Crescere significa separarsi. Ogni atto di crescita implica una separazione. Forse oggi più che mai separarsi risulta un passo difficile.
Per i genitori in primis, di conseguenza per i figli. Bisogna prenderne atto senza giudizio, per poter trovare una distanza possibile e tollerabile da loro.
Se vogliamo il loro bene, aiutiamoli ad emanciparsi. Emanciparsi, come indica il termine stesso significa “liberare dalla patria potestas”.
Aiutiamoli a separarsi: non aspettiamo che sia la nostra morte a fargli vivere per la prima volta l’esperienza della separazione, quella reale.
Mi piace su questo tema richiamare le parole di Gibran sui figli.
“…e una donna che aveva al seno un bambino disse: parlaci dei figli. Ed egli rispose:
I vostri figli non sono figli vostri...
sono i figli e le figlie della forza stessa della Vita.
Nascono per mezzo di voi, ma non da voi.
Dimorano con voi, tuttavia non vi appartengono.
Potete dar loro il vostro amore, ma non le vostre idee.
Potete dare una casa al loro corpo, ma non alla loro anima, perché la loro anima abita la casa dell'avvenire che voi non potete visitare nemmeno nei vostri sogni.
Potete sforzarvi di tenere il loro passo, ma non pretendere di renderli simili a voi, perché la vita non torna indietro, né può fermarsi a ieri.

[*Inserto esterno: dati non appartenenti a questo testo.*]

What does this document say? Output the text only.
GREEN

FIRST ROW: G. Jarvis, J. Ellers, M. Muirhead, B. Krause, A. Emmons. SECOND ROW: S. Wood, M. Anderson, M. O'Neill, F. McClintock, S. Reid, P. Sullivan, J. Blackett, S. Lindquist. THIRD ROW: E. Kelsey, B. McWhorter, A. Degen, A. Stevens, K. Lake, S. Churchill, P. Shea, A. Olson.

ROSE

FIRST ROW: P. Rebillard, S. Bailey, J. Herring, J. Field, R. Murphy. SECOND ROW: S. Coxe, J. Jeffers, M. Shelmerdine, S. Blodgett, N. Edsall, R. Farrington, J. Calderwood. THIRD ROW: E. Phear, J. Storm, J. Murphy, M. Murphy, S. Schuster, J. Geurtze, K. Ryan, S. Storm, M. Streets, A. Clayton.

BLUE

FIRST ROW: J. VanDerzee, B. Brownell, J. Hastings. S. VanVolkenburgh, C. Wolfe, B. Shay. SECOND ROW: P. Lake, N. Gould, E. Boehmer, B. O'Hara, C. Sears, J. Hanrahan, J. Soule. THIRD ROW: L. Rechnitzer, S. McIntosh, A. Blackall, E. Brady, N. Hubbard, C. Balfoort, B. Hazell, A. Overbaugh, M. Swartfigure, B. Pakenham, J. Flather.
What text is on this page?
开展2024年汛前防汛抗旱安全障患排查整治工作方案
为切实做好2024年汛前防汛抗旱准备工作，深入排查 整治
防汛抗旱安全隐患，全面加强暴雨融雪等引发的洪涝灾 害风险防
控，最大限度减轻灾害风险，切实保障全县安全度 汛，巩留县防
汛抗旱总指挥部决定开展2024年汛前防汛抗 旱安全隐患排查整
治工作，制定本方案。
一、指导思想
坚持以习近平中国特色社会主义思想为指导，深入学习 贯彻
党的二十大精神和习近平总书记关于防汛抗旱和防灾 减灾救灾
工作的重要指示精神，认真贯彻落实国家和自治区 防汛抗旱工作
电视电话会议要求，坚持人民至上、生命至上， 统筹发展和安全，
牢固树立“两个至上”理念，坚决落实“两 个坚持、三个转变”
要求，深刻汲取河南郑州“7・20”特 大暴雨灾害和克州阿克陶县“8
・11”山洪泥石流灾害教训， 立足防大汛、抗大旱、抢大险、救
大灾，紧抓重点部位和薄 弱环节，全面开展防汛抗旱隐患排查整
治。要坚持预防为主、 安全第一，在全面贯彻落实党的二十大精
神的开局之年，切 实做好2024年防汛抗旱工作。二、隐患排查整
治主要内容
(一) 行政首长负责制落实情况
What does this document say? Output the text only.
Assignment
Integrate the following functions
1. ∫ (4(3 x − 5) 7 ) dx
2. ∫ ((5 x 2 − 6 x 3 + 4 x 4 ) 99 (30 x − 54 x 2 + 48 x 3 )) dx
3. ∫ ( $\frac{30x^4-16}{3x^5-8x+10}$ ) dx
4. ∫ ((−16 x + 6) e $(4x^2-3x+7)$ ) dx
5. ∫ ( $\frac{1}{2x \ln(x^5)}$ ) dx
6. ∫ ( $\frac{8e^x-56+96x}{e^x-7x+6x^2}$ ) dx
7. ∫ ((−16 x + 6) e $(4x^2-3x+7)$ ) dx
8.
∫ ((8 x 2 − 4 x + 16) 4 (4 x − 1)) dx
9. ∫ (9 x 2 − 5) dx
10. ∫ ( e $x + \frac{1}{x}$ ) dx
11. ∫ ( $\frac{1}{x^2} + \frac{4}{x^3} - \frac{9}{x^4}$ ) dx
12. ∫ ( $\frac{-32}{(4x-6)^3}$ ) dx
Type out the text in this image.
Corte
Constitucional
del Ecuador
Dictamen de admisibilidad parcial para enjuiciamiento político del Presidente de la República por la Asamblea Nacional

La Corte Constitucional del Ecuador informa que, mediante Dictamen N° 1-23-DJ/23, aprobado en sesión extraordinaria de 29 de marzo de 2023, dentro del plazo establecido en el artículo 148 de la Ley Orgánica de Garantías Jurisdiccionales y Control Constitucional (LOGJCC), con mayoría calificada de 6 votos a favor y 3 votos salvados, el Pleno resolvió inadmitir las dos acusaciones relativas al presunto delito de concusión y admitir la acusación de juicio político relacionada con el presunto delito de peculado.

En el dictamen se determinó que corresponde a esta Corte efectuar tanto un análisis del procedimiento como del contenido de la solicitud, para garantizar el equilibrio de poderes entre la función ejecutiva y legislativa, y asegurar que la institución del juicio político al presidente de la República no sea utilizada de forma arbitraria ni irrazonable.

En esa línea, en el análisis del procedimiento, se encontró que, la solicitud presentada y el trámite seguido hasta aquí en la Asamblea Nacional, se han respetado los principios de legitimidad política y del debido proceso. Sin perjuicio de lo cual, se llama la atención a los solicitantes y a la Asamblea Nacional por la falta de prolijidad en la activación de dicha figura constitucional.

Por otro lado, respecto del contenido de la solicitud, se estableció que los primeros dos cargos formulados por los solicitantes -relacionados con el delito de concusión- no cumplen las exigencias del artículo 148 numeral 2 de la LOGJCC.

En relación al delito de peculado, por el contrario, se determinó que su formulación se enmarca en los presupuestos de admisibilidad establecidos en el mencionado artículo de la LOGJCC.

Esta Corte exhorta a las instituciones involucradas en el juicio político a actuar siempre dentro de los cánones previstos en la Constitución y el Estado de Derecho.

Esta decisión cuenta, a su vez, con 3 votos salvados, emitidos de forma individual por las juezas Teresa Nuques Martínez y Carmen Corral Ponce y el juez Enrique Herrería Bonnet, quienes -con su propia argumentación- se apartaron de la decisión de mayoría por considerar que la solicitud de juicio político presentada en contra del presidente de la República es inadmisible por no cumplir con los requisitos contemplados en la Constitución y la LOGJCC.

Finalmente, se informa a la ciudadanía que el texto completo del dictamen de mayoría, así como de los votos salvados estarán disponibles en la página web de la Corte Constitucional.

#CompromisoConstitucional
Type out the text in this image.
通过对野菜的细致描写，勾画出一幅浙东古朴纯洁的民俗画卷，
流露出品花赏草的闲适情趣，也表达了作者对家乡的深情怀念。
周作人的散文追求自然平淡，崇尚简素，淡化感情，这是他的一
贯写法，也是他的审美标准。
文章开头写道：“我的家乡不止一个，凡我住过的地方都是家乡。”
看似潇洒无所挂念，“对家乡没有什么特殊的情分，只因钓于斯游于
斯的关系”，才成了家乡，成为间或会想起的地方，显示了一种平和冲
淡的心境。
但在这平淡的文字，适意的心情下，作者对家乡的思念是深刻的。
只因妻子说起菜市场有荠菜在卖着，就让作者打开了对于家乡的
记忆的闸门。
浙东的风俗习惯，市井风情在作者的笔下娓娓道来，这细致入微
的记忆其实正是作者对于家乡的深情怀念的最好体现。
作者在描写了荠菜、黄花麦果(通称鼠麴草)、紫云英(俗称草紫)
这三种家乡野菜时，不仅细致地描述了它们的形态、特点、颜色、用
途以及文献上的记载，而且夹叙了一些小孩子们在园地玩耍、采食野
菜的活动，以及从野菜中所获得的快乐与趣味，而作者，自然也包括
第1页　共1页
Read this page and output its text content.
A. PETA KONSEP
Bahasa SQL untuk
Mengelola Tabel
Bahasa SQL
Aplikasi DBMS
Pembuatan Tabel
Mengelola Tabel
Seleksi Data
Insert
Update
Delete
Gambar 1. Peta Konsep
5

Voi siete l'arco dal quale, come frecce vive, i vostri figli sono lanciati in avanti.
L'Arciere mira al bersaglio sul sentiero dell'infinito e vi tiene tesi con tutto il suo vigore affinché le sue frecce possano andare veloci e lontane.
Lasciatevi tendere con gioia nelle mani dell'Arciere, poiché egli ama in egual misura e le frecce che volano e l'arco che rimane saldo.